HHIIcon of the Resurrection, with the MonogenisWM 1

Icon of the Resurrection, with the Monogenis

The icons of the Resurrection – the Harrowing of Hades have many variations, each presenting different combinations of figures and scenes that you can see on the panel. The given icon is distinguished for the inclusion of “The Only Begotten Son” scene, also called the Monogenis. It is one of 16 scenes painted by a presumably Palekh master in the 1840s. This piece occupies a special place in our private collection and our hearts. Let’s get a closer look at the icon of the Resurrection, with the Monogenis, Four Evangelists, and Church Feasts in 16 border scenes.

Icon of the Resurrection, with the Monogenis

The scene of “The Resurrection – The Harrowing of Hades,” which is traditionally a centerpiece of the icon, is surrounded by the Twelve Great and Minor Feasts.
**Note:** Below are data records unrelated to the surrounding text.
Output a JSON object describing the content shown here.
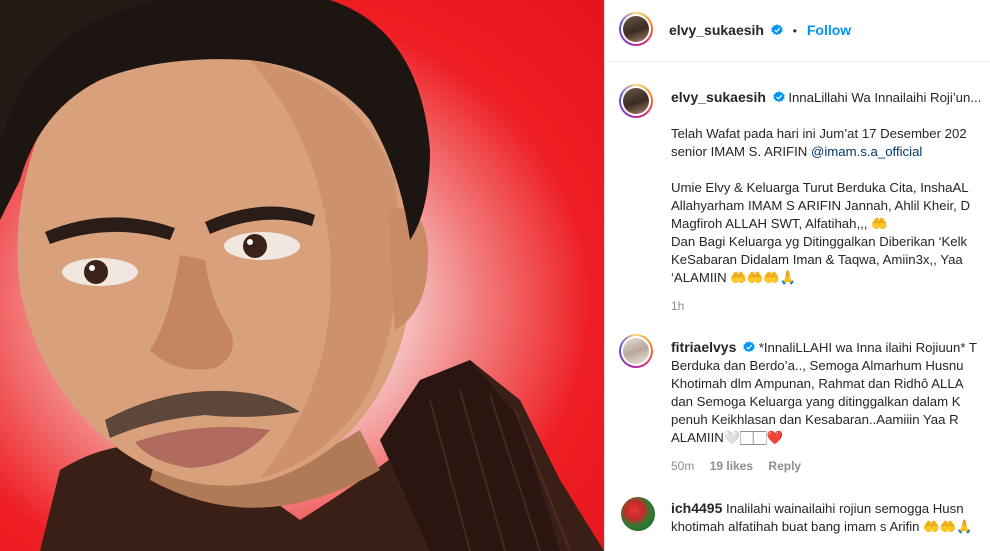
{
  "colors": {
    "background_red": "#e3141a",
    "link_blue": "#0095f6",
    "mention_blue": "#00376b",
    "verified_blue": "#0095f6",
    "meta_gray": "#8e8e8e",
    "text": "#262626"
  },
  "post": {
    "photo_alt": "portrait photo of a man in front of a red background"
  },
  "header": {
    "username": "elvy_sukaesih",
    "separator": "•",
    "follow_label": "Follow"
  },
  "caption": {
    "username": "elvy_sukaesih",
    "lines": [
      "InnaLillahi Wa Innailaihi Roji’un...",
      "",
      "Telah Wafat pada hari ini Jum’at 17 Desember 202",
      "senior IMAM S. ARIFIN",
      "",
      "Umie Elvy & Keluarga Turut Berduka Cita, InshaAL",
      "Allahyarham IMAM S ARIFIN Jannah, Ahlil Kheir, D",
      "Magfiroh ALLAH SWT, Alfatihah,,, 🤲",
      "Dan Bagi Keluarga yg Ditinggalkan Diberikan ‘Kelk",
      "KeSabaran Didalam Iman & Taqwa, Amiin3x,, Yaa",
      "‘ALAMIIN 🤲🤲🤲🙏"
    ],
    "mention": "@imam.s.a_official",
    "time": "1h"
  },
  "comments": [
    {
      "username": "fitriaelvys",
      "lines": [
        "*InnaliLLAHI wa Inna ilaihi Rojiuun* T",
        "Berduka dan Berdo’a.., Semoga Almarhum Husnu",
        "Khotimah dlm Ampunan, Rahmat dan Ridhô ALLA",
        "dan Semoga Keluarga yang ditinggalkan dalam K",
        "penuh Keikhlasan dan Kesabaran..Aamiiin Yaa R",
        "ALAMIIN🤍🏻🏻❤️"
      ],
      "time": "50m",
      "likes": "19 likes",
      "reply_label": "Reply"
    },
    {
      "username": "ich4495",
      "lines": [
        "Inalilahi wainailaihi rojiun semogga Husn",
        "khotimah alfatihah buat bang imam s Arifin 🤲🤲🙏"
      ]
    }
  ],
  "icons": {
    "verified": "verified-badge-icon"
  }
}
Such works were especially popular back in the 18th and 19th centuries, which is why the production of the Resurrection icons was put on stream, with icon painters meeting the financial capabilities and taste preferences of any commissioner of the time. Palekh, a settlement in central Russia, gave birth to quite a few iconographers who were the first to have developed various religious schemes and standardized the techniques.

The composition of the icon of the Resurrection typically consists of several scenes. Their number depends on the icon’s size and the icon painter’s skills. In the featured piece, we see only a few such parts. Special attention should be paid to the Monogenis, or “The Only Begotten Son” board. It is placed in the medallion, which is right in the center of the upmost tier. In the scene, there is an illustration of a troparion (a hymn) to the Church teaching on the Economy of Salvation. The fact that it was included in the composition and deliberately emphasized means that the icon painter(s) might have wanted to stress the eschatological nature of the whole icon.

There are several things that make this icon of the Resurrection particularly precious. First and foremost, it is a miniature manner of painting, which is a sign of the iconographer’s meticulous artistry. Also, pay attention to the dry gold hatching and dark color pallet because both parameters are the attributes of the traditionalist movement widespread in Russian icon art in the second quarter of the 19th century. Last but not least, the icon of the Resurrection features a Baroque-style silver embossed oklad executed in St. Petersburg in 1849. It seems as if the framing is in harmony with the color code and mood, which adds finishing touches to the holy work.